Ein Seitenhieb gegen Mick Schumacher, keine klare Aussage zur Putin-Nähe seines Vaters und ein eigenwilliger Blick auf den Krieg in der Ukraine: Der Russe Nikita Mazepin hat nach seinem Rauswurf beim Haas-Rennstall Stellung bezogen und sieht sich als Opfer einer großen Ungerechtigkeit. "Ich habe meinen Traum verloren, für den ich 18 Jahre meines Lebens gekämpft habe", sagte Mazepin am Mittwoch: "Ich denke nicht, dass das fair ist."
Einen Tag vor Beginn der abschließenden Testfahrten in Bahrain saß der 23-Jährige in Moskau und legte in einem einstündigen Video-Meeting seine Sicht der Dinge dar. "Wollen wir, dass der Sport bloß eine weitere Bühne für Proteste und politische Debatten wird?", fragte Mazepin zu Beginn und wagte den Vergleich mit den Olympia-Boykotten der 80er-Jahre: "Oder ist der Sport eine Chance, Menschen in schwierigsten Zeiten zu verbinden?"
Mit dem Miteinander war es dann schnell vorbei. Es folgte ein Rundumschlag gegen seine Ex-Gefährten. Auch seinen früheren Teamkollegen Schumacher traf es. Einige Fahrer wie George Russell, Valtteri Bottas oder Charles Leclerc hätten ihm aufmunternde Nachrichten geschickt. Von Schumacher habe er dagegen nichts gehört. "In Situationen wie diesen zeigt sich dein wahres Ich", sagte Mazepin, der zum Deutschen in der gemeinsamen Saison 2021 ein gespaltenes Verhältnis gepflegt hatte.
Noch größer ist der Ärger über Günther Steiner. Dem Teamchef warf Mazepin Unaufrichtigkeit vor. Auf Steiners Wort habe man sich stets "zu 110 Prozent verlassen können", sagte Mazepin. Von seiner Kündigung habe er dann aber ohne Vorwarnung mit Veröffentlichung der Entscheidung am vergangenen Samstag erfahren. Kontakt zu Steiner habe seitdem nicht mehr bestanden.

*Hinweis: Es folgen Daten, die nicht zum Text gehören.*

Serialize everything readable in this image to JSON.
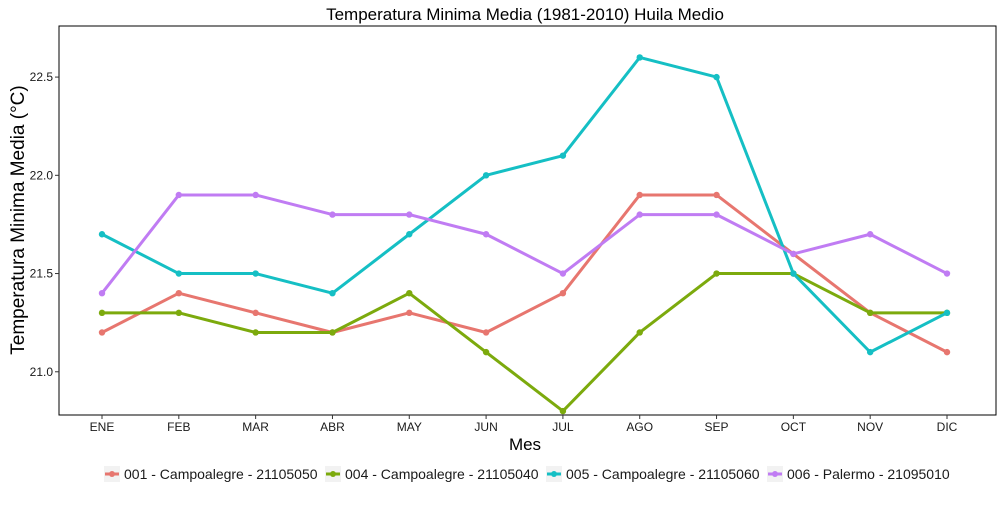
{
  "chart_data": {
    "type": "line",
    "title": "Temperatura Minima Media (1981-2010)  Huila Medio",
    "xlabel": "Mes",
    "ylabel": "Temperatura Minima Media  (°C)",
    "categories": [
      "ENE",
      "FEB",
      "MAR",
      "ABR",
      "MAY",
      "JUN",
      "JUL",
      "AGO",
      "SEP",
      "OCT",
      "NOV",
      "DIC"
    ],
    "ylim": [
      20.78,
      22.76
    ],
    "yticks": [
      "21.0",
      "21.5",
      "22.0",
      "22.5"
    ],
    "grid": false,
    "legend_position": "bottom",
    "series": [
      {
        "name": "001 - Campoalegre - 21105050",
        "color": "#E7766F",
        "values": [
          21.2,
          21.4,
          21.3,
          21.2,
          21.3,
          21.2,
          21.4,
          21.9,
          21.9,
          21.6,
          21.3,
          21.1
        ]
      },
      {
        "name": "004 - Campoalegre - 21105040",
        "color": "#7CAA0D",
        "values": [
          21.3,
          21.3,
          21.2,
          21.2,
          21.4,
          21.1,
          20.8,
          21.2,
          21.5,
          21.5,
          21.3,
          21.3
        ]
      },
      {
        "name": "005 - Campoalegre - 21105060",
        "color": "#15BFC4",
        "values": [
          21.7,
          21.5,
          21.5,
          21.4,
          21.7,
          22.0,
          22.1,
          22.6,
          22.5,
          21.5,
          21.1,
          21.3
        ]
      },
      {
        "name": "006 - Palermo - 21095010",
        "color": "#C07CF3",
        "values": [
          21.4,
          21.9,
          21.9,
          21.8,
          21.8,
          21.7,
          21.5,
          21.8,
          21.8,
          21.6,
          21.7,
          21.5
        ]
      }
    ]
  }
}
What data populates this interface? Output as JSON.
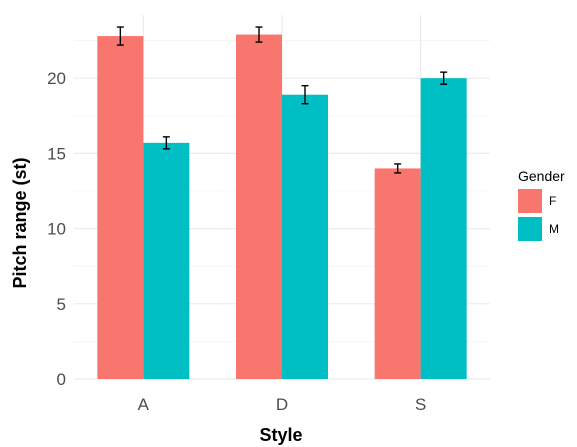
{
  "chart_data": {
    "type": "bar",
    "title": "",
    "xlabel": "Style",
    "ylabel": "Pitch range (st)",
    "categories": [
      "A",
      "D",
      "S"
    ],
    "ylim": [
      0,
      24.2
    ],
    "yticks": [
      0,
      5,
      10,
      15,
      20
    ],
    "grid": true,
    "legend": {
      "title": "Gender",
      "position": "right"
    },
    "series": [
      {
        "name": "F",
        "color": "#F8766D",
        "values": [
          22.8,
          22.9,
          14.0
        ],
        "err": [
          0.6,
          0.5,
          0.3
        ]
      },
      {
        "name": "M",
        "color": "#00BFC4",
        "values": [
          15.7,
          18.9,
          20.0
        ],
        "err": [
          0.4,
          0.6,
          0.4
        ]
      }
    ]
  }
}
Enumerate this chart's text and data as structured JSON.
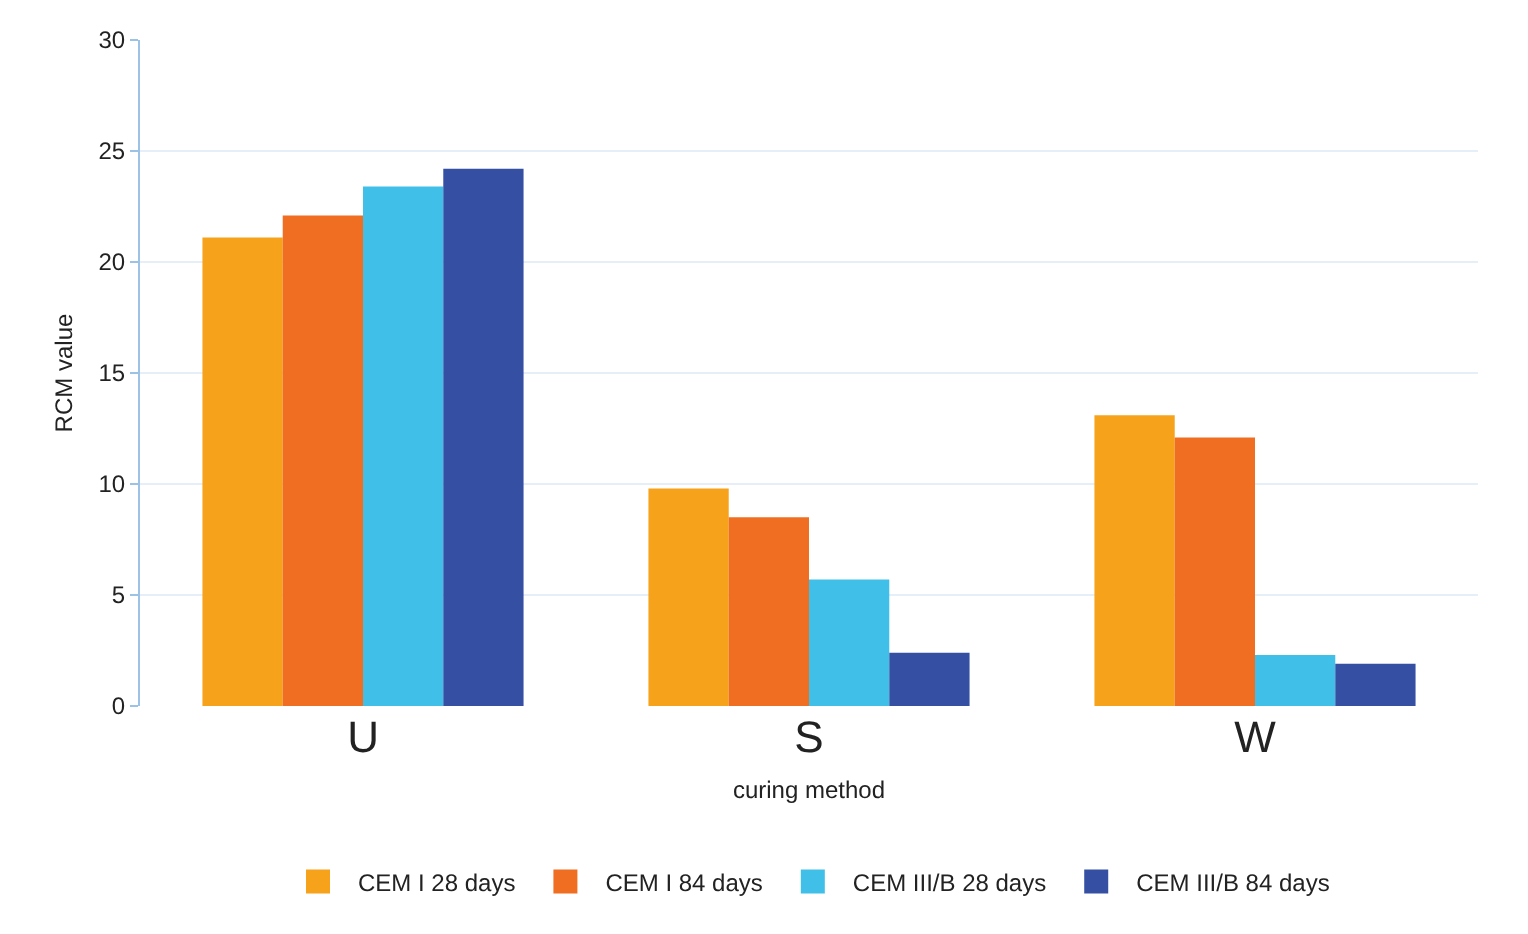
{
  "chart_data": {
    "type": "bar",
    "xlabel": "curing method",
    "ylabel": "RCM value",
    "categories": [
      "U",
      "S",
      "W"
    ],
    "series": [
      {
        "name": "CEM I 28 days",
        "color": "#f7a21b",
        "values": [
          21.1,
          9.8,
          13.1
        ]
      },
      {
        "name": "CEM I 84 days",
        "color": "#f06e22",
        "values": [
          22.1,
          8.5,
          12.1
        ]
      },
      {
        "name": "CEM III/B 28 days",
        "color": "#40bfe8",
        "values": [
          23.4,
          5.7,
          2.3
        ]
      },
      {
        "name": "CEM III/B 84 days",
        "color": "#3550a3",
        "values": [
          24.2,
          2.4,
          1.9
        ]
      }
    ],
    "ylim": [
      0,
      30
    ],
    "yticks": [
      0,
      5,
      10,
      15,
      20,
      25,
      30
    ],
    "grid": "y",
    "legend": "bottom"
  }
}
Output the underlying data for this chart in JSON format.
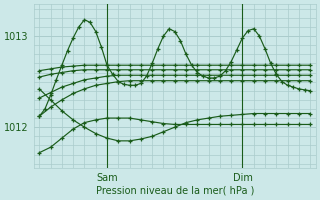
{
  "background_color": "#cce8e8",
  "grid_color": "#aacccc",
  "line_color": "#1a5c1a",
  "xlabel": "Pression niveau de la mer( hPa )",
  "yticks": [
    1012,
    1013
  ],
  "ylim": [
    1011.55,
    1013.35
  ],
  "xlim": [
    -1,
    49
  ],
  "xtick_positions": [
    12,
    36
  ],
  "xtick_labels": [
    "Sam",
    "Dim"
  ],
  "vlines": [
    12,
    36
  ],
  "series": [
    {
      "x": [
        0,
        2,
        4,
        6,
        8,
        10,
        12,
        14,
        16,
        18,
        20,
        22,
        24,
        26,
        28,
        30,
        32,
        34,
        36,
        38,
        40,
        42,
        44,
        46,
        48
      ],
      "y": [
        1012.12,
        1012.22,
        1012.3,
        1012.37,
        1012.42,
        1012.46,
        1012.48,
        1012.5,
        1012.51,
        1012.51,
        1012.51,
        1012.51,
        1012.51,
        1012.51,
        1012.51,
        1012.51,
        1012.51,
        1012.51,
        1012.51,
        1012.51,
        1012.51,
        1012.51,
        1012.51,
        1012.51,
        1012.51
      ]
    },
    {
      "x": [
        0,
        2,
        4,
        6,
        8,
        10,
        12,
        14,
        16,
        18,
        20,
        22,
        24,
        26,
        28,
        30,
        32,
        34,
        36,
        38,
        40,
        42,
        44,
        46,
        48
      ],
      "y": [
        1012.32,
        1012.38,
        1012.44,
        1012.48,
        1012.52,
        1012.54,
        1012.56,
        1012.57,
        1012.57,
        1012.57,
        1012.57,
        1012.57,
        1012.57,
        1012.57,
        1012.57,
        1012.57,
        1012.57,
        1012.57,
        1012.57,
        1012.57,
        1012.57,
        1012.57,
        1012.57,
        1012.57,
        1012.57
      ]
    },
    {
      "x": [
        0,
        2,
        4,
        6,
        8,
        10,
        12,
        14,
        16,
        18,
        20,
        22,
        24,
        26,
        28,
        30,
        32,
        34,
        36,
        38,
        40,
        42,
        44,
        46,
        48
      ],
      "y": [
        1012.55,
        1012.58,
        1012.6,
        1012.62,
        1012.63,
        1012.63,
        1012.63,
        1012.63,
        1012.63,
        1012.63,
        1012.63,
        1012.63,
        1012.63,
        1012.63,
        1012.63,
        1012.63,
        1012.63,
        1012.63,
        1012.63,
        1012.63,
        1012.63,
        1012.63,
        1012.63,
        1012.63,
        1012.63
      ]
    },
    {
      "x": [
        0,
        2,
        4,
        6,
        8,
        10,
        12,
        14,
        16,
        18,
        20,
        22,
        24,
        26,
        28,
        30,
        32,
        34,
        36,
        38,
        40,
        42,
        44,
        46,
        48
      ],
      "y": [
        1012.62,
        1012.64,
        1012.66,
        1012.67,
        1012.68,
        1012.68,
        1012.68,
        1012.68,
        1012.68,
        1012.68,
        1012.68,
        1012.68,
        1012.68,
        1012.68,
        1012.68,
        1012.68,
        1012.68,
        1012.68,
        1012.68,
        1012.68,
        1012.68,
        1012.68,
        1012.68,
        1012.68,
        1012.68
      ]
    },
    {
      "x": [
        0,
        2,
        4,
        6,
        8,
        10,
        12,
        14,
        16,
        18,
        20,
        22,
        24,
        26,
        28,
        30,
        32,
        34,
        36,
        38,
        40,
        42,
        44,
        46,
        48
      ],
      "y": [
        1012.42,
        1012.3,
        1012.18,
        1012.08,
        1012.0,
        1011.93,
        1011.88,
        1011.85,
        1011.85,
        1011.87,
        1011.9,
        1011.95,
        1012.0,
        1012.05,
        1012.08,
        1012.1,
        1012.12,
        1012.13,
        1012.14,
        1012.15,
        1012.15,
        1012.15,
        1012.15,
        1012.15,
        1012.15
      ]
    }
  ],
  "peak_line": {
    "x": [
      0,
      1,
      2,
      3,
      4,
      5,
      6,
      7,
      8,
      9,
      10,
      11,
      12,
      13,
      14,
      15,
      16,
      17,
      18,
      19,
      20,
      21,
      22,
      23,
      24,
      25,
      26,
      27,
      28,
      29,
      30,
      31,
      32,
      33,
      34,
      35,
      36,
      37,
      38,
      39,
      40,
      41,
      42,
      43,
      44,
      45,
      46,
      47,
      48
    ],
    "y": [
      1012.12,
      1012.2,
      1012.35,
      1012.52,
      1012.68,
      1012.84,
      1012.98,
      1013.1,
      1013.18,
      1013.15,
      1013.05,
      1012.88,
      1012.68,
      1012.58,
      1012.5,
      1012.47,
      1012.46,
      1012.46,
      1012.48,
      1012.56,
      1012.7,
      1012.86,
      1013.0,
      1013.08,
      1013.05,
      1012.95,
      1012.8,
      1012.68,
      1012.6,
      1012.56,
      1012.54,
      1012.54,
      1012.56,
      1012.62,
      1012.72,
      1012.85,
      1012.98,
      1013.06,
      1013.08,
      1013.0,
      1012.86,
      1012.7,
      1012.58,
      1012.5,
      1012.46,
      1012.44,
      1012.42,
      1012.41,
      1012.4
    ]
  },
  "trough_line": {
    "x": [
      0,
      2,
      4,
      6,
      8,
      10,
      12,
      14,
      16,
      18,
      20,
      22,
      24,
      26,
      28,
      30,
      32,
      34,
      36,
      38,
      40,
      42,
      44,
      46,
      48
    ],
    "y": [
      1011.72,
      1011.78,
      1011.88,
      1011.98,
      1012.05,
      1012.08,
      1012.1,
      1012.1,
      1012.1,
      1012.08,
      1012.06,
      1012.04,
      1012.03,
      1012.03,
      1012.03,
      1012.03,
      1012.03,
      1012.03,
      1012.03,
      1012.03,
      1012.03,
      1012.03,
      1012.03,
      1012.03,
      1012.03
    ]
  }
}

Mazepin schließt rechtliche Schritte gegen Entlassung nicht aus
Eine Grundlage für seine Entlassung sieht Mazepin nicht - und schloss rechtliche Schritte nicht aus: "Wir halten uns alle Optionen offen." Wiederholt nahm das Schlusslicht der Vorsaison Bezug auf eine Entscheidung des Weltverbandes FIA, der russischen und belarussischen Fahrern einen Start unter neutraler FIA-Flagge ermöglicht. "Ist im Sport kein Platz für Neutralität?", fragte er.
An dieser gibt es bei Mazepin aber eben Zweifel. Sein milliardenschwerer Vater Dmitri ist Mehrheitsaktionär bei Uralkali - das russische Bergbauunternehmen war Hauptsponsor bei Haas - und besitzt beste Verbindungen zum Kreml. Für den US-Rennstall war die Nähe zu Präsident Wladimir Putin nach der russischen Invasion in die Ukraine nicht mehr vertretbar.
Mazepin ignorierte Fragen zur Kreml-Connection seines Vaters. Zum Krieg äußerte er sich nur kurz - und sprach dem Westen dabei die Deutungshoheit ab. "Jene, die nicht in diesem Teil der Welt leben oder hier geboren wurden", würden nur einen Teil des Konflikts sehen. Menschen aus Russland und der Ukraine würden ihn auf viel mehr Ebenen verstehen.
Zu seiner Zukunft hat er klare Vorstellungen. "Das Kapitel Formel 1 ist für mich noch nicht beendet", sagte Mazepin, der nur eine Rückkehr zu Haas ausschloss. Zudem kündigte er die Gründung einer Stiftung an. Diese soll Athleten unterstützen, die "aus politischen Gründen und ohne ihre Kontrolle die Chance verloren haben, auf dem höchsten Level Wettkämpfe zu bestreiten."